Beneath the Dead Oak Tree est un comics de 28 pages de format réduit (21×15 cm environ) dans lequel
Emily Carroll déploie avec beaucoup de talent un conte cruel dont les personnages, qui demeurent anonymes, sont des renards anthropomorphes.
Deux atmosphères s'opposent : celle d'une cour d'abord, un univers festif de luxe et de dentelles où dominent le rose et le culte des apparences, où les yeux et murmures de la foule dense et oppressante des figurants sont tournés vers le couple de protagonistes ; puis celle de la nuit au ciel anthracite, le moment où, dans la forêt et loin des regards indiscrets, les masques tombent. Les personnages et le vieux chêne mort, éclairés par la pleine lune, deviennent blancs, un blanc sur lequel contraste violemment le rouge du sang, rendant d'autant plus saisissante une scène de carnage.
Le trait est fin, le dessin précis et détaillé. Bien que l'ouvrage soit bref, il y a beaucoup à voir, notamment dans les scènes de foule, et l'on peut s'attarder longtemps sur chaque page. La palette de couleurs est limitée mais les contrastes soigneusement étudiés. J'aime beaucoup la façon dont l'auteure compose ses pages, utilisant de temps à autre des cases pour mieux s'en jouer et en déborder, tordant les proportions comme la perspective et structurant la foule à la manière d'un décor au point que les figurants roses et noirs font littéralement tapisserie.
Le rythme et les sonorités du texte donnent à l'oreille l'illusion qu'il est versifié. Les mots sont simples, mais riches de sens et posés avec justesse, à l'exemple des phrases formant l'introduction et la conclusion du récit : « Look. See ? That is you and that is me. » puis « Look.
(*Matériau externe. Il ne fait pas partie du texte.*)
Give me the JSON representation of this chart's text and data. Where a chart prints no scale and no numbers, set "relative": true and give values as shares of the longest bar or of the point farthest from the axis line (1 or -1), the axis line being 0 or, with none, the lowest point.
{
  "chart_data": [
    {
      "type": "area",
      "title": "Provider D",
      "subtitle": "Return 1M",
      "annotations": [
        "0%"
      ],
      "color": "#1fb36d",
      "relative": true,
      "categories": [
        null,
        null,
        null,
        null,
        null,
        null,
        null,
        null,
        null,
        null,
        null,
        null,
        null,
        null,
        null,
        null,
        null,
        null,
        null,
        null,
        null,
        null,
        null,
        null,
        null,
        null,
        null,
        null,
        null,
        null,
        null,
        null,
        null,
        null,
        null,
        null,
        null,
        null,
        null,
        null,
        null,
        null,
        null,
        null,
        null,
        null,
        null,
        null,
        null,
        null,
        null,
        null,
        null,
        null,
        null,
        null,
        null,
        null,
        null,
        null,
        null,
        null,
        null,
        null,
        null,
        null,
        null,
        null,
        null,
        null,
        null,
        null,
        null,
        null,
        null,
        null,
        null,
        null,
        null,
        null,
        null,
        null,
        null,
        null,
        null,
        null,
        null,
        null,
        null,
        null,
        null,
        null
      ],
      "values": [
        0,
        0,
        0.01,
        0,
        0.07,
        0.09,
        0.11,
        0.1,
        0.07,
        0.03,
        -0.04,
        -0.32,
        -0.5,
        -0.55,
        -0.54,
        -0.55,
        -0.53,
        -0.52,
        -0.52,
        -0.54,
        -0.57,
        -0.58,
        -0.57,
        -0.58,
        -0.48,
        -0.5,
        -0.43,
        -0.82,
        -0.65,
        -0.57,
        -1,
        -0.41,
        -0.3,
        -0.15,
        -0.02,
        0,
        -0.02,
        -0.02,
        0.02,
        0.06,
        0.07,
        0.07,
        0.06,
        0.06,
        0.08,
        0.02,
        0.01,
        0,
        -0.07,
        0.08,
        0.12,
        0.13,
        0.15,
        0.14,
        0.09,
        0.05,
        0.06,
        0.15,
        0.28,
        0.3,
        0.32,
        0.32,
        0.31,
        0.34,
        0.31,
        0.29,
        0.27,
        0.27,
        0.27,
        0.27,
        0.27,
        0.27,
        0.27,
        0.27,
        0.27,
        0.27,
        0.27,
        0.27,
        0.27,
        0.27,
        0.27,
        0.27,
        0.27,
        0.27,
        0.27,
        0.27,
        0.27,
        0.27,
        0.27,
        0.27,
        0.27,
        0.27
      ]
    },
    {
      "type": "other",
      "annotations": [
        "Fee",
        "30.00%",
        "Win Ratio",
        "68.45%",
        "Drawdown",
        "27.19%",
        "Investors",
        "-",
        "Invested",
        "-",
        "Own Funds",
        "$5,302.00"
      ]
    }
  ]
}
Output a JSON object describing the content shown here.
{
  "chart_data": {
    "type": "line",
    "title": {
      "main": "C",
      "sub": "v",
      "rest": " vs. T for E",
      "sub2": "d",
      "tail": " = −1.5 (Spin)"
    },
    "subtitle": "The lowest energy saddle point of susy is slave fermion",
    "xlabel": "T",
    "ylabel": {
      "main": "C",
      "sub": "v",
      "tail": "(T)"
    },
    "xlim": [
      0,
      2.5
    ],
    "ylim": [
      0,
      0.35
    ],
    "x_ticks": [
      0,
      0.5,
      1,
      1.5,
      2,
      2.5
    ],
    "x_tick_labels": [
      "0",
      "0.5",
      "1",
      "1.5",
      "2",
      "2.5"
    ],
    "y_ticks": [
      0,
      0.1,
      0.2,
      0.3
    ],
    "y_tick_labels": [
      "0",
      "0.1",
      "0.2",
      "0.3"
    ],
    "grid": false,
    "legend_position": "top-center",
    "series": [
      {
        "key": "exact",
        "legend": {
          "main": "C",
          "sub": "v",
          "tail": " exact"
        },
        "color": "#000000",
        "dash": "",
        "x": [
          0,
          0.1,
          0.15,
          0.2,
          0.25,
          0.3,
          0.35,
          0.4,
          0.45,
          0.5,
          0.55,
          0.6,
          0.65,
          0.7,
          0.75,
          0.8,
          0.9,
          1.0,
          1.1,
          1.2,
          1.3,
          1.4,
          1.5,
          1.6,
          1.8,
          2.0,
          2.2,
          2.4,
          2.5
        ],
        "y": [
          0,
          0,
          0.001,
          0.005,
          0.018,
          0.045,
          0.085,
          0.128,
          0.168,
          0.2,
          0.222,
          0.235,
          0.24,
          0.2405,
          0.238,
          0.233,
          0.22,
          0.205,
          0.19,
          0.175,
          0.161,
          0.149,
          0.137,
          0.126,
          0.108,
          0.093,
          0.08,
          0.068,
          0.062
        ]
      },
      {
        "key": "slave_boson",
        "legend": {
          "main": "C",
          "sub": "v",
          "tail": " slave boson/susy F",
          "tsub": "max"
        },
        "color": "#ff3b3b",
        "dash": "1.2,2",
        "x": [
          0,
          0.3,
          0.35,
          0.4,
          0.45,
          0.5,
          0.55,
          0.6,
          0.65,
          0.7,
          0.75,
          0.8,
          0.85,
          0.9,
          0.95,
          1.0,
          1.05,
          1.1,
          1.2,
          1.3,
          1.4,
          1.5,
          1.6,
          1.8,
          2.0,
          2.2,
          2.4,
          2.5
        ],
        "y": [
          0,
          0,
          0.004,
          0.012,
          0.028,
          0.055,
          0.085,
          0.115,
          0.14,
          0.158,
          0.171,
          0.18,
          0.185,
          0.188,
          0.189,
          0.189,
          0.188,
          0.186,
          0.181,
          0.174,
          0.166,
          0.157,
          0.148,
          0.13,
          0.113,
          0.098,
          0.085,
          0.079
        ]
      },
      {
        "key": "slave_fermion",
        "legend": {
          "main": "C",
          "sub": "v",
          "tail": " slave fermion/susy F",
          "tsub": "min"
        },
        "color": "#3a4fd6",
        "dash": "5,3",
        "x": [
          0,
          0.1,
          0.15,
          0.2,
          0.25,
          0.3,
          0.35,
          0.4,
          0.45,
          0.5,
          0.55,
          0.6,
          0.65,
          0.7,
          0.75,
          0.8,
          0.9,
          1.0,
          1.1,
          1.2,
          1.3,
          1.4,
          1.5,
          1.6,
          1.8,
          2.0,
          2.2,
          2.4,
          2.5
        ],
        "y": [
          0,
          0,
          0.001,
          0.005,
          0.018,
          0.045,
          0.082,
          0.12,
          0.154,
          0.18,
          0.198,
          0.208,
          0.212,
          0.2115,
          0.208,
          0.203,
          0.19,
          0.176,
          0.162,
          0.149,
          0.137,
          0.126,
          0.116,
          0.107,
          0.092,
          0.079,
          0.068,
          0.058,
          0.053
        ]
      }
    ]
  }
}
See ? That is you and this is me. » dans lesquelles un changement de pronom, loin d'être anecdotique, suffit à évoquer le parcours de la protagoniste et la métamorphose qui s'est opérée en elle.
Plusieurs références viennent à l'esprit à la lecture : le conte « Mr Fox », dans lequel une jeune femme épouse à son insu un tueur sanguinaire, que l'on peut lire notamment dans
Angela Carter's Book of Fairy Tales, ainsi que sa réécriture par
Neil Gaiman, « The White Road », publiée dans le recueil Smoke and Mirrors (
Miroirs et fumées en VF), qui renversait le conte en se jouant des attentes du lecteur ; difficile de ne pas songer également à « The Tiger's Bride », réécriture de « La Belle et la Bête » d'
Angela Carter parue dans le recueil The Bloody Chamber (
La Compagnie des loups en VF), qui laissait entendre que si une part d'animalité est présente chez l'homme, celle-ci a son équivalent chez la femme.